If these self-destructive patterns sound all too familiar, you first need to see when you fall into them. Below, therapists share the biggest (and angriest) signs of self-sabotage in relationships to watch out for so you can’t hold back on the love you deserve.

1. You set unrealistic expectations for your partner

It’s one thing to know what you want. Maybe your “dream” partner has a steady job that they like or share same political views as you. But it’s another thing to set standards that are so unattainable that no one could ever raise them, says Sharoni.

Continuously raising the bar too big (and then using that as an excuse to leave) can be a form of self-sabotage because you’re setting your partner (and yourself) up for failure. This can look like you haven’t committed to someone you really like if they don’t have exactly the same hobbies and life goals as you. Or convince yourself of it because they weren’t available to hang oncethis is your cue to end things. Even if the person doesn’t have it red flags or dealbreakers, you might start hunting for something “wrong” with them.

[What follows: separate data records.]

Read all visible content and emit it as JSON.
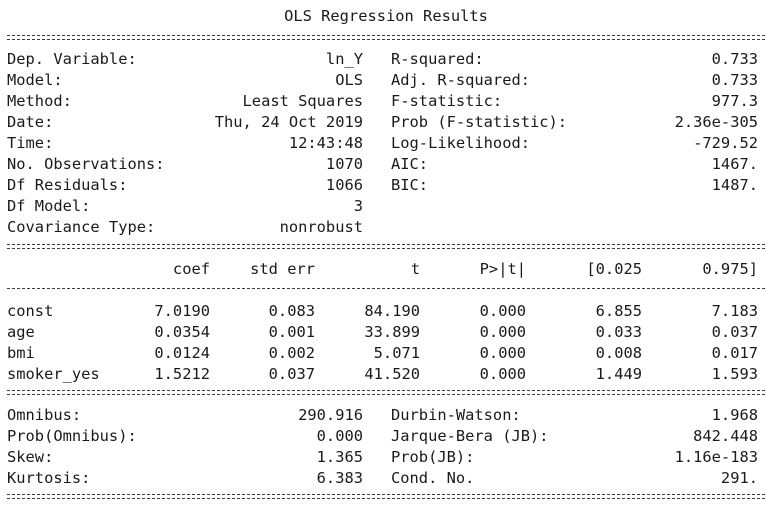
{
  "title": "OLS Regression Results",
  "top_left": [
    {
      "label": "Dep. Variable:",
      "value": "ln_Y"
    },
    {
      "label": "Model:",
      "value": "OLS"
    },
    {
      "label": "Method:",
      "value": "Least Squares"
    },
    {
      "label": "Date:",
      "value": "Thu, 24 Oct 2019"
    },
    {
      "label": "Time:",
      "value": "12:43:48"
    },
    {
      "label": "No. Observations:",
      "value": "1070"
    },
    {
      "label": "Df Residuals:",
      "value": "1066"
    },
    {
      "label": "Df Model:",
      "value": "3"
    },
    {
      "label": "Covariance Type:",
      "value": "nonrobust"
    }
  ],
  "top_right": [
    {
      "label": "R-squared:",
      "value": "0.733"
    },
    {
      "label": "Adj. R-squared:",
      "value": "0.733"
    },
    {
      "label": "F-statistic:",
      "value": "977.3"
    },
    {
      "label": "Prob (F-statistic):",
      "value": "2.36e-305"
    },
    {
      "label": "Log-Likelihood:",
      "value": "-729.52"
    },
    {
      "label": "AIC:",
      "value": "1467."
    },
    {
      "label": "BIC:",
      "value": "1487."
    }
  ],
  "coef_headers": [
    "coef",
    "std err",
    "t",
    "P>|t|",
    "[0.025",
    "0.975]"
  ],
  "coef_rows": [
    {
      "name": "const",
      "values": [
        "7.0190",
        "0.083",
        "84.190",
        "0.000",
        "6.855",
        "7.183"
      ]
    },
    {
      "name": "age",
      "values": [
        "0.0354",
        "0.001",
        "33.899",
        "0.000",
        "0.033",
        "0.037"
      ]
    },
    {
      "name": "bmi",
      "values": [
        "0.0124",
        "0.002",
        "5.071",
        "0.000",
        "0.008",
        "0.017"
      ]
    },
    {
      "name": "smoker_yes",
      "values": [
        "1.5212",
        "0.037",
        "41.520",
        "0.000",
        "1.449",
        "1.593"
      ]
    }
  ],
  "bottom_left": [
    {
      "label": "Omnibus:",
      "value": "290.916"
    },
    {
      "label": "Prob(Omnibus):",
      "value": "0.000"
    },
    {
      "label": "Skew:",
      "value": "1.365"
    },
    {
      "label": "Kurtosis:",
      "value": "6.383"
    }
  ],
  "bottom_right": [
    {
      "label": "Durbin-Watson:",
      "value": "1.968"
    },
    {
      "label": "Jarque-Bera (JB):",
      "value": "842.448"
    },
    {
      "label": "Prob(JB):",
      "value": "1.16e-183"
    },
    {
      "label": "Cond. No.",
      "value": "291."
    }
  ]
}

2. You pick big fights over the smallest issues

It’s normal to get annoyed by the little things your partner does or doesn’t do – like folding the covers at night or forgetting to take out the bins. But if you’re constantly blowing relatively insignificant issues out of proportion, that could be a subtle sign of self-sabotage, he says Angela Sitkapsychotherapist.

For example, maybe you go on a tirade about how “lazy” and “incompetent” they are for not emptying the trash, instead of simply reminding them. Or maybe they were five minutes late to dinner because of traffic, and for the next hour you’ll be talking about how they not take the relationship seriously.